Principal Findings: Twenty moral distress consults (10 at each institution) were held during the five-month study period. The mean reported moral distress score for all preconsult participants (n = 52) was 6.9 (SD = 2.5), with scores ranging from 0 to 10. In the combined presurvey and postsurvey group (n = 22), the mean moral distress score was 5.9 (SD = 2.2) prior to the consult and 5.3 (SD = 2.7) after the consult. Participants indicated that moral distress causes were primarily team-level-focused prior to moral distress consultation and system-level-focused after consultation. As consult data were collected, eight unit- and system-level leaders were interviewed. Leaders described moral distress consultation as valuable and empowering to unit-based staff. They endorsed the service's ability to create safe spaces for open communication about morally distressing events. Leaders also suggested the need for more diverse professional representation (outside of nursing) among consultants and participants, as well as more transparent and consistent education plans related to the service, not only to increase leaders' knowledge and awareness of moral distress, but also to increase the visibility of the consult service, both within and outside the organization. Finally, leadership teams valued qualitative accounts of morally distressing events from staff.
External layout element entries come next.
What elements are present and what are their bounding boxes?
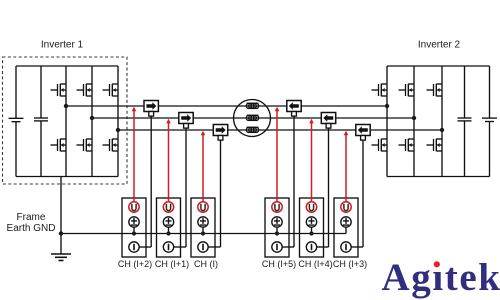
channel box CH (I+2) — [122, 198, 151, 257]
wire: CH (I+5) I terminal to probe lead — [282, 246, 294, 248]
wire: CH (I+1) I terminal to probe lead — [174, 246, 186, 248]
terminal +/- of CH (I+3) — [341, 217, 351, 227]
transistor Q1 (inv1 U high) — [51, 84, 67, 97]
terminal I of CH (I) — [198, 242, 208, 252]
voltage lead U of CH (I+3) to phase W — [344, 131, 349, 202]
wire: inverter 1 phase leg W — [117, 66, 119, 177]
junction: inv1 leg V to phase line — [90, 116, 94, 120]
svg-text:CH (I+4): CH (I+4) — [298, 259, 332, 269]
transistor Q4 (inv1 U low) — [51, 139, 67, 152]
wire: inverter 1 top DC rail — [16, 65, 118, 67]
wire: probe 5 lead down to CH (I+4) I input — [328, 123, 330, 247]
wire: CH (I+2) I terminal to probe lead — [139, 246, 151, 248]
junction: inv1 leg W to phase line — [116, 128, 120, 132]
channel box CH (I+4) — [300, 198, 329, 257]
dashed enclosure around Inverter 1 — [3, 57, 128, 184]
wire: CH (I+5) +/- to GND bus — [276, 227, 278, 233]
wire: inverter 1 chassis to frame earth — [60, 177, 62, 255]
junction: CH (I+1) on GND bus — [166, 231, 170, 235]
transistor Q12 (inv2 W low) — [427, 139, 443, 152]
wire: CH (I+3) +/- to GND bus — [345, 227, 347, 233]
transistor Q9 (inv2 W high) — [427, 84, 443, 97]
battery B1 (inverter 1 DC source leg) — [15, 66, 17, 118]
junction: frame earth tap — [59, 231, 63, 235]
ground (frame earth) — [51, 254, 71, 261]
wire: probe 3 lead down to CH (I) I input — [220, 135, 222, 247]
voltage lead U of CH (I+5) to phase U — [275, 107, 280, 202]
transistor Q3 (inv1 W high) — [103, 84, 119, 97]
voltage lead U of CH (I+2) to phase U — [132, 107, 137, 202]
wire: inverter 1 bottom DC rail — [16, 176, 118, 178]
wire: probe 2 lead down to CH (I+1) I input — [185, 123, 187, 247]
current probe P3 on phase W — [213, 125, 227, 141]
terminal I of CH (I+5) — [272, 242, 282, 252]
junction: CH (I+4) on GND bus — [309, 231, 313, 235]
battery B2 (inverter 2 DC source leg) — [489, 66, 491, 118]
transistor Q10 (inv2 U low) — [372, 139, 388, 152]
transistor Q5 (inv1 V low) — [77, 139, 93, 152]
svg-text:CH (I+2): CH (I+2) — [118, 259, 152, 269]
wire: CH (I+2) +/- to GND bus — [133, 227, 135, 233]
wire: CH (I) +/- to GND bus — [202, 227, 204, 233]
winding: phase V — [246, 115, 258, 120]
wire: CH (I) I terminal to probe lead — [208, 246, 220, 248]
svg-text:Inverter 1: Inverter 1 — [41, 40, 84, 51]
junction: inv2 leg U to phase line — [385, 104, 389, 108]
wire: phase line V (middle) — [92, 117, 414, 119]
terminal U of CH (I+1) — [163, 202, 173, 212]
current probe P4 on phase U (inv2 side) — [287, 101, 301, 117]
wire: inverter 2 phase leg U — [386, 66, 388, 177]
winding: phase U — [246, 103, 258, 108]
winding: phase W — [246, 127, 258, 132]
wire: inverter 2 phase leg V — [413, 66, 415, 177]
wire: phase line U (top) — [66, 105, 387, 107]
terminal U of CH (I+3) — [341, 202, 351, 212]
channel box CH (I+3) — [334, 198, 363, 257]
terminal +/- of CH (I+1) — [163, 217, 173, 227]
wire: probe 6 lead down to CH (I+3) I input — [362, 135, 364, 247]
wire: phase line W (bottom) — [118, 129, 442, 131]
terminal +/- of CH (I+5) — [272, 217, 282, 227]
wire: inverter 2 top DC rail — [387, 65, 490, 67]
logo Agitek — [382, 256, 500, 299]
wire: inverter 2 phase leg W — [441, 66, 443, 177]
terminal I of CH (I+4) — [306, 242, 316, 252]
channel box CH (I+1) — [157, 198, 187, 257]
motor M (3-phase) — [234, 100, 271, 137]
junction: CH (I) on GND bus — [201, 231, 205, 235]
terminal U of CH (I+2) — [129, 202, 139, 212]
current probe P2 on phase V — [179, 113, 193, 129]
svg-text:Inverter 2: Inverter 2 — [418, 40, 461, 51]
svg-text:CH (I+1): CH (I+1) — [155, 259, 189, 269]
transistor Q8 (inv2 V high) — [399, 84, 415, 97]
current probe P5 on phase V (inv2 side) — [321, 113, 335, 129]
voltage lead U of CH (I+1) to phase V — [166, 119, 171, 202]
junction: CH (I+5) on GND bus — [275, 231, 279, 235]
wire: frame earth GND bus — [61, 233, 346, 235]
capacitor C1 (inverter 1 DC link) — [40, 66, 42, 118]
transistor Q6 (inv1 W low) — [103, 139, 119, 152]
wire: CH (I+1) +/- to GND bus — [168, 227, 170, 233]
current probe P1 on phase U — [144, 101, 158, 117]
terminal I of CH (I+1) — [163, 242, 173, 252]
wire: inverter 1 phase leg V — [91, 66, 93, 177]
svg-text:Earth GND: Earth GND — [7, 223, 56, 234]
svg-text:CH (I): CH (I) — [194, 259, 218, 269]
voltage lead U of CH (I+4) to phase V — [309, 119, 314, 202]
svg-text:CH (I+5): CH (I+5) — [262, 259, 296, 269]
svg-text:Agıtek: Agıtek — [382, 256, 500, 299]
wire: CH (I+3) I terminal to probe lead — [351, 246, 363, 248]
transistor Q11 (inv2 V low) — [399, 139, 415, 152]
channel box CH (I) — [191, 198, 221, 257]
voltage lead U of CH (I) to phase W — [201, 131, 206, 202]
terminal +/- of CH (I) — [198, 217, 208, 227]
wire: probe 4 lead down to CH (I+5) I input — [293, 111, 295, 247]
svg-text:CH (I+3): CH (I+3) — [333, 259, 367, 269]
capacitor C2 (inverter 2 DC link) — [464, 66, 466, 118]
svg-text:Frame: Frame — [17, 212, 46, 223]
wire: inverter 1 phase leg U — [65, 66, 67, 177]
transistor Q2 (inv1 V high) — [77, 84, 93, 97]
junction: inv1 leg U to phase line — [64, 104, 68, 108]
channel box CH (I+5) — [265, 198, 294, 257]
terminal I of CH (I+2) — [129, 242, 139, 252]
transistor Q7 (inv2 U high) — [372, 84, 388, 97]
terminal U of CH (I+5) — [272, 202, 282, 212]
wire: CH (I+4) +/- to GND bus — [311, 227, 313, 233]
terminal +/- of CH (I+2) — [129, 217, 139, 227]
junction: inv2 leg W to phase line — [440, 128, 444, 132]
terminal U of CH (I+4) — [306, 202, 316, 212]
wire: inverter 2 bottom DC rail — [387, 176, 490, 178]
junction: CH (I+2) on GND bus — [132, 231, 136, 235]
junction: inv2 leg V to phase line — [412, 116, 416, 120]
terminal I of CH (I+3) — [341, 242, 351, 252]
wire: CH (I+4) I terminal to probe lead — [317, 246, 329, 248]
terminal +/- of CH (I+4) — [306, 217, 316, 227]
terminal U of CH (I) — [198, 202, 208, 212]
current probe P6 on phase W (inv2 side) — [356, 125, 370, 141]
wire: probe 1 lead down to CH (I+2) I input — [150, 111, 152, 247]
Practical Applications: Addressing moral distress requires intentional and systemic collaboration, including open communication between moral distress consultation leaders, participants, and unit- and system-level leadership teams. Transparent education plans, broad professional representation, and flexible success measures-including both quantitative and qualitative metrics-are necessary and should be considered for any current or developing moral distress consultation services.